La novelita de un autor irlandés ahora injustamente olvidado consigna las andanzas de Zist y de Zest, pareja de gatos siameses que se ven envueltos en una vertiginosa política de revanchas contra su inepto propietario. A la mitad de la obra, él le comunica a ella que está harto del sujeto y le sugiere que deben cambiarse de casa habitación. Empero, la gata Zest, quien ve más lejos que su compañero Zist, le propone simplemente educar al propietario y seguir viviendo donde están.
Holgadamente los gatos logran hacerse amos del amo. Seguramente por eso el único crítico que entonces comentó aquella novela aseveró que era una literatura veterinaria polisémica, recomendó que no fuera leída en voz alta delante de ningún minino y falló al pronosticar que sería perdurablemente recordada.
Por razones no muy claras, al perro simbólicamente se le identifica con el ego.
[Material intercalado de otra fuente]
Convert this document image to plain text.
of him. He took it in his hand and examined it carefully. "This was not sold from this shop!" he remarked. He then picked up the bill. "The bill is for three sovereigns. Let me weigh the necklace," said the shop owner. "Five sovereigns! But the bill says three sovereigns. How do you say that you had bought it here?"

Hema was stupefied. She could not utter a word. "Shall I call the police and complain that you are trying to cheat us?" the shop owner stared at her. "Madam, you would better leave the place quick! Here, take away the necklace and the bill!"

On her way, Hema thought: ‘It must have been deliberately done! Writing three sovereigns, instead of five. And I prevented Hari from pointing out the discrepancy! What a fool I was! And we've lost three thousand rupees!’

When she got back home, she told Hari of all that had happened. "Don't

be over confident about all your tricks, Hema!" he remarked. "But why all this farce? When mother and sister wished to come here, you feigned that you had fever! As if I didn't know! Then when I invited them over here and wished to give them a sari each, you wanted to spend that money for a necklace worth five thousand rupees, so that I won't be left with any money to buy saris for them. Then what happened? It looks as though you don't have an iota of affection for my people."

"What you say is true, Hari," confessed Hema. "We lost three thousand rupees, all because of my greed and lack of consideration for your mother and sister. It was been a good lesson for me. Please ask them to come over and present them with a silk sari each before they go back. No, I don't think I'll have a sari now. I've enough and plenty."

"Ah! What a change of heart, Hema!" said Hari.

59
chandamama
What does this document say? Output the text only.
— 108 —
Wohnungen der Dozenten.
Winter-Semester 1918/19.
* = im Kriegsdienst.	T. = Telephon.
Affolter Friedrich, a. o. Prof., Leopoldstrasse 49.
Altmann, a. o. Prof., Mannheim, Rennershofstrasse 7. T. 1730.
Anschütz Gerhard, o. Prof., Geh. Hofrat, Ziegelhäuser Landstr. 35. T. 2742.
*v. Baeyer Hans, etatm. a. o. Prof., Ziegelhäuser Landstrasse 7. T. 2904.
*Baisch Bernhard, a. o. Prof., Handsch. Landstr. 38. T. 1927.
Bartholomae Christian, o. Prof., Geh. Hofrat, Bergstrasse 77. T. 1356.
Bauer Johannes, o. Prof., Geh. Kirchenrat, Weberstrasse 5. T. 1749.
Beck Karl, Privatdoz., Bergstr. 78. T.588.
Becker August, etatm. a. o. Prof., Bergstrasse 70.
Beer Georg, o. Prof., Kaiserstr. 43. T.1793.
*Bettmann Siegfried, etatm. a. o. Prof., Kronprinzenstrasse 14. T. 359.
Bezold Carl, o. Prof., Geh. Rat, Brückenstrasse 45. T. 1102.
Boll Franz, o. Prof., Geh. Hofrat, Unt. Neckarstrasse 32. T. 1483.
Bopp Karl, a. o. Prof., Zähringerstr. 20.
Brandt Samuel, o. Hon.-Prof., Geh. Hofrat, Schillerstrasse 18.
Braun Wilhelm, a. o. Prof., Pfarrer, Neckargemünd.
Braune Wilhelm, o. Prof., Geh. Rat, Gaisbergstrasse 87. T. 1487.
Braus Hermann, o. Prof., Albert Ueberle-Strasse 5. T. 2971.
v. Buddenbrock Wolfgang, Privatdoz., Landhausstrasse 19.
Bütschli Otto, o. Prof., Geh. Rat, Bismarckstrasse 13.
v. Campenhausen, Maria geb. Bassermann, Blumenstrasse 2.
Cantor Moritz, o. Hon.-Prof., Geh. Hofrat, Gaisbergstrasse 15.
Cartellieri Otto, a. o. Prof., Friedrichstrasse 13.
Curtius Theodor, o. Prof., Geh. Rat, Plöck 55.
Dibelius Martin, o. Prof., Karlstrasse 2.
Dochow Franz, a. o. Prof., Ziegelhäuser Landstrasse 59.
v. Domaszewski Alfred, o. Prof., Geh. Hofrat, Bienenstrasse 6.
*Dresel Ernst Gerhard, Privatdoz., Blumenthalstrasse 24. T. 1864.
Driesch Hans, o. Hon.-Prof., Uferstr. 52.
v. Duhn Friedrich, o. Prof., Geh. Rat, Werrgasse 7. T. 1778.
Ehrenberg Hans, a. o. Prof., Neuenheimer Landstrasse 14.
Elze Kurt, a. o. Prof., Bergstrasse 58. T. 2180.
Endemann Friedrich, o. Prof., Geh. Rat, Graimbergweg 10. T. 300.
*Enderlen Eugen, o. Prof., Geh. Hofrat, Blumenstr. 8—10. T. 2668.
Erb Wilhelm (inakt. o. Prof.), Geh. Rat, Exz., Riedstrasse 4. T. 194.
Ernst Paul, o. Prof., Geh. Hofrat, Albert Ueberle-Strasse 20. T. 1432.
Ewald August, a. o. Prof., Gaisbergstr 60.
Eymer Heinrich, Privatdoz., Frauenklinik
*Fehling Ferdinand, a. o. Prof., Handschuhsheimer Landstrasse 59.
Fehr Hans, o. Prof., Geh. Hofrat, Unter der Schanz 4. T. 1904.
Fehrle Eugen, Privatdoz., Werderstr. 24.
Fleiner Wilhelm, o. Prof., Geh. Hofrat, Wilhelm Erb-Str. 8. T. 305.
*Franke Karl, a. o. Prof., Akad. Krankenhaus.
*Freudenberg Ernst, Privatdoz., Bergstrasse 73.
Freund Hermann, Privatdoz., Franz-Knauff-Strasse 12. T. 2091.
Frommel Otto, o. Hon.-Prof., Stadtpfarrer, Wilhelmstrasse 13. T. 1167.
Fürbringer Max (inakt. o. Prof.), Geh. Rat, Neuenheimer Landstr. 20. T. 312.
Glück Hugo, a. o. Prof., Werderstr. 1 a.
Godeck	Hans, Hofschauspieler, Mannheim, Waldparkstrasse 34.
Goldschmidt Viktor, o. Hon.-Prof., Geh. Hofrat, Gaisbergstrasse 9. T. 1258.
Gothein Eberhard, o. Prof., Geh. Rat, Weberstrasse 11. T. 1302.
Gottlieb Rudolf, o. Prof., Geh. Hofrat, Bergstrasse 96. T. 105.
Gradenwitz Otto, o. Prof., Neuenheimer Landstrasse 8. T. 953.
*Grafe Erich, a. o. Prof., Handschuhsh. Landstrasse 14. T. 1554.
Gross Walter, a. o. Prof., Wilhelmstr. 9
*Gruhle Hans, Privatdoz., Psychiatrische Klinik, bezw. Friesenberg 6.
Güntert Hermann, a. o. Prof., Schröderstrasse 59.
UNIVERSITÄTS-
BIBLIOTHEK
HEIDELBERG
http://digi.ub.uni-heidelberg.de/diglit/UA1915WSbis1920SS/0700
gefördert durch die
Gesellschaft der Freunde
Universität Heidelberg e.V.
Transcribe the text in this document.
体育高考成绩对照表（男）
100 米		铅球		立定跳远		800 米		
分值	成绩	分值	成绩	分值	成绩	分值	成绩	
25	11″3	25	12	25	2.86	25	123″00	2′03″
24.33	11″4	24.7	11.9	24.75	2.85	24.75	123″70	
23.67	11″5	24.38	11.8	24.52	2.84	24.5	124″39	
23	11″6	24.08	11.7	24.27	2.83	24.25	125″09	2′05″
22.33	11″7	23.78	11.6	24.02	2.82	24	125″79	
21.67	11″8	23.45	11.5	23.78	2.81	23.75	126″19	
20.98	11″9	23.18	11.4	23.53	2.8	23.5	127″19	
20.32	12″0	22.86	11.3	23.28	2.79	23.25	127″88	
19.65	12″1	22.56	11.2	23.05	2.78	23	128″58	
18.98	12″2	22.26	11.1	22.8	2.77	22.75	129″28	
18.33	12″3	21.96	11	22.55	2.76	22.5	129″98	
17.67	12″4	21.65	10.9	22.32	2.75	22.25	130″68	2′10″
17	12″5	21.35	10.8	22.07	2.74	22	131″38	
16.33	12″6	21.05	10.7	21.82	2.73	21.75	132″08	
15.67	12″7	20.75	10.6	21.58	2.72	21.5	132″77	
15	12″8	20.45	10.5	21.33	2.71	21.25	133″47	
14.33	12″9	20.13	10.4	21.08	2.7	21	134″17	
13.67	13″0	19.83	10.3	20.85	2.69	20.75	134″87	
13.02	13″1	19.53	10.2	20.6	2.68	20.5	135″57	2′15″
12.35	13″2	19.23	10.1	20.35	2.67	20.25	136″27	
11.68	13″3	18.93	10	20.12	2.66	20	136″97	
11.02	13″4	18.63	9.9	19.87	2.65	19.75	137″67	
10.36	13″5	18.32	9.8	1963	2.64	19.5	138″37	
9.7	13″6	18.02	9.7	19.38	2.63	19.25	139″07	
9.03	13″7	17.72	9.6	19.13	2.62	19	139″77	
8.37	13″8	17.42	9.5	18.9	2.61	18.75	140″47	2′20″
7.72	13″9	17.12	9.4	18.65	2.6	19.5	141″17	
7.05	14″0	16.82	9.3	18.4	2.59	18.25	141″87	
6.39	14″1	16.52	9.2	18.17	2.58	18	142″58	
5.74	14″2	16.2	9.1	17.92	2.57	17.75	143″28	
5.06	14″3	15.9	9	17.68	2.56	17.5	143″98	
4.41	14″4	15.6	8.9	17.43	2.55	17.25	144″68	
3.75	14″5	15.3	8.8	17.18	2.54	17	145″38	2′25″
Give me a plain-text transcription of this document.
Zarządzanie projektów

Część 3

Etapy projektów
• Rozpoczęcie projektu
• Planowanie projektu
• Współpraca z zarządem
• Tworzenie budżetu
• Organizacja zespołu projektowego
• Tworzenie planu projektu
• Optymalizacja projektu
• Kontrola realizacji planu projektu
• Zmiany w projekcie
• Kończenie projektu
Cuando se sufre una agresión inesperada, por ejemplo, puede creerse que ha sido esa hipótesis inútil de la conciencia, el ego, la que fue movilizada en agresiva acción contra uno mismo a través de un perro, por miedo o ferocidad.
Esto mismo pensó tiempo después, cuando la mordida había cicatrizado —una herida que no puede suturarse porque es una desgarradura—, aquel hombre que una tarde caminaba apresuradamente por la ciudad y de pronto fue sorprendido por las poderosas mandíbulas sobre su brazo de un perro guardián alterado por toda la gente que iba pasando a su lado.
“Fue tu culpa”, le espetó el asustado guardia que mal llevaba a la peligrosa bestia amarrada con una correa, cuando ésta abrió milagrosamente las fauces y liberó la extremidad del transeúnte. Ahora, cada vez que observa la profunda marca que quedó en su piel: una Y, ese transeúnte atacado aplaude llevar tatuada a mordidas la letra que semeja una bifurcación, dos caminos, el vicio o la virtud. Es lógico pues que ahora prefiera a los gatos.
Los perros ladran y los gatos maúllan. Los perros mueven la cola y los gatos ronronean. En un bestiario fantástico del medioevo se menciona a un animal producto de la cruza de un perro con un gato. La mezcla de dos componentes siempre produce una tercera entidad. Así que estos animales síntesis se dejan a la libre imaginación de quien lea esa lista de quimeras. Cualquiera de los bandos partidistas puede resaltar su opción preferida: un perro que parezca un gato o un gato que luzca como un perro, pero a fin de cuentas los dos habrán errado, dado que no hay tal animal. Por eso este redactor hoy divagó sobre los gatos: necesitaba un pretexto para hablar sobre los perros.